Tara Cheyenne Friedenberg is a popular Vancouver artist, well known for her humorous dance dramas. In the first of her standout solos, bANGER (2006), she channelled a teen metalhead with brilliant kinetic insight; you can catch a glimpse of this early character study here. Highgate (2013) featured an ensemble in a spooky romp through Victorian funerary culture.
Body Parts, at the Vancouver East Cultural Centre May 3-6, is another full-length solo, this one a mix of stand-up comedy and physical storytelling, during which Friedenberg creates wildly imaginative scenes that require intense audience buy-in to work. She got that in full on opening night, when the audience was with her all the way.
The body parts in question are her own; her “aging ‘post-pregnancy body’” says the program note. Friedenberg is 50, so not too old — and yet old viewed under the spotlight female bodies are subjected to by our culture. That’s what Friedenberg does, too: she puts her body — her stomach and breasts — at the centre of this enjoyably rambling hour of personal anecdote and societal observations.
Body Parts is beautifully presented: the stage is strewn with a string of clothing we later learn is made up of donated cast-offs from friends, clothes they don’t feel good in. James Proudfoot’s lighting and Marc Stewart’s music support the artist without demanding undue attention — that all goes to the dynamic, friendly, and confessional woman who claims the stage as naturally as if she were at home chatting with friends. It’s a superb performance, and — just in case the Canada Council for the Arts is listening (she worries there won’t be enough dance to please this important funder) — the dancer’s sensibility is key. Whether Friedenberg is kinetically exploding, or shape-shifting from one scenario to another, or actually dancing, expressive motion is in her bones. Admittedly, she can’t resist spoof-dancing, but who doesn’t feel the need to occasionally poke fun at the pretentiousness of some contemporary dance?

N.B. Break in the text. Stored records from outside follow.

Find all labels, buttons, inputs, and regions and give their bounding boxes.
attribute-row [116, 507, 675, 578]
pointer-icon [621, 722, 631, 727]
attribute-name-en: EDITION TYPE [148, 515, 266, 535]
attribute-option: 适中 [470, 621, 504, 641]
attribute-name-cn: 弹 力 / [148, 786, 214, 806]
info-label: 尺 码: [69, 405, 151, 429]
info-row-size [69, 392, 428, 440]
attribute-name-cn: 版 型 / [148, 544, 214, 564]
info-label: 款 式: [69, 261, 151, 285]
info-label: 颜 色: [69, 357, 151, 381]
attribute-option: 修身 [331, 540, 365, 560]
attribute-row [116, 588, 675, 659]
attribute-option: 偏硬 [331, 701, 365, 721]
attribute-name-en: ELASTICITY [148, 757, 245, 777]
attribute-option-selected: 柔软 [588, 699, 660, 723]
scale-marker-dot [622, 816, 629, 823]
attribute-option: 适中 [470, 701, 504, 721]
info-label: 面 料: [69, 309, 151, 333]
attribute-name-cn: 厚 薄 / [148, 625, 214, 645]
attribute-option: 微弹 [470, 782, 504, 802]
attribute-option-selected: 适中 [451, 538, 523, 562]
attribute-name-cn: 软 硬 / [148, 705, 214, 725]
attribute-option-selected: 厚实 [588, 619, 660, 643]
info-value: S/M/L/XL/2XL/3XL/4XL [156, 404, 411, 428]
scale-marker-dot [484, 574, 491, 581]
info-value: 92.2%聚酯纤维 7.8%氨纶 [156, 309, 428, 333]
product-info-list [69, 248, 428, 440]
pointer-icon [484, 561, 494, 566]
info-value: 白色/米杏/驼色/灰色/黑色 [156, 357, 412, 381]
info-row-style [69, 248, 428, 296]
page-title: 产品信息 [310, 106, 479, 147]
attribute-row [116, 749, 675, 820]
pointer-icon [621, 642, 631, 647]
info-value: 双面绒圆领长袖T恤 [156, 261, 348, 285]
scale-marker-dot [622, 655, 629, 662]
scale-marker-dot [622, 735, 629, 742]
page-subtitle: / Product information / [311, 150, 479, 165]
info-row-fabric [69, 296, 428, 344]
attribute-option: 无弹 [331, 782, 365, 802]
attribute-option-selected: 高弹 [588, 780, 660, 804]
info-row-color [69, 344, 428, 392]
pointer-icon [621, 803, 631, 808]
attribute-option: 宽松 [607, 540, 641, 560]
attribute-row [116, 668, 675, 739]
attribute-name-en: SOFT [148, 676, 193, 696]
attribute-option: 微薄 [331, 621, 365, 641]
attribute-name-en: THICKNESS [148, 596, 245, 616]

One rant is against “thin privilege”: if you don’t know what this is, she says, you probably have it. The rant goes on to encompass thin ballet bodies, during which Friedenberg performs dainty ballet clichés with such great ridiculous aplomb that I giggled along with everyone else. The scene ends with the idea that we are all dancers, whatever our shape and size. Yes, absolutely, but I balked at the ballet-bodies shaming. It’s like with dedicated high-level athletes: their bodies are shaped for and by their sport, for which some are more naturally suited than others, and good on them.
Perhaps that was one of the trigger points we were warned about at the start (Jewish jokes might be another; guilt-stricken, Friedenberg quickly claims her Jewish heritage). I certainly don’t want to be the comedy police. This latest production by Tara Cheyenne Performance was a hearty and frankly foolish break from many solemn evenings spent in the wonderful world of dance — and, of course, not only there. I had a great time, and can’t wait for Friedenberg’s next show.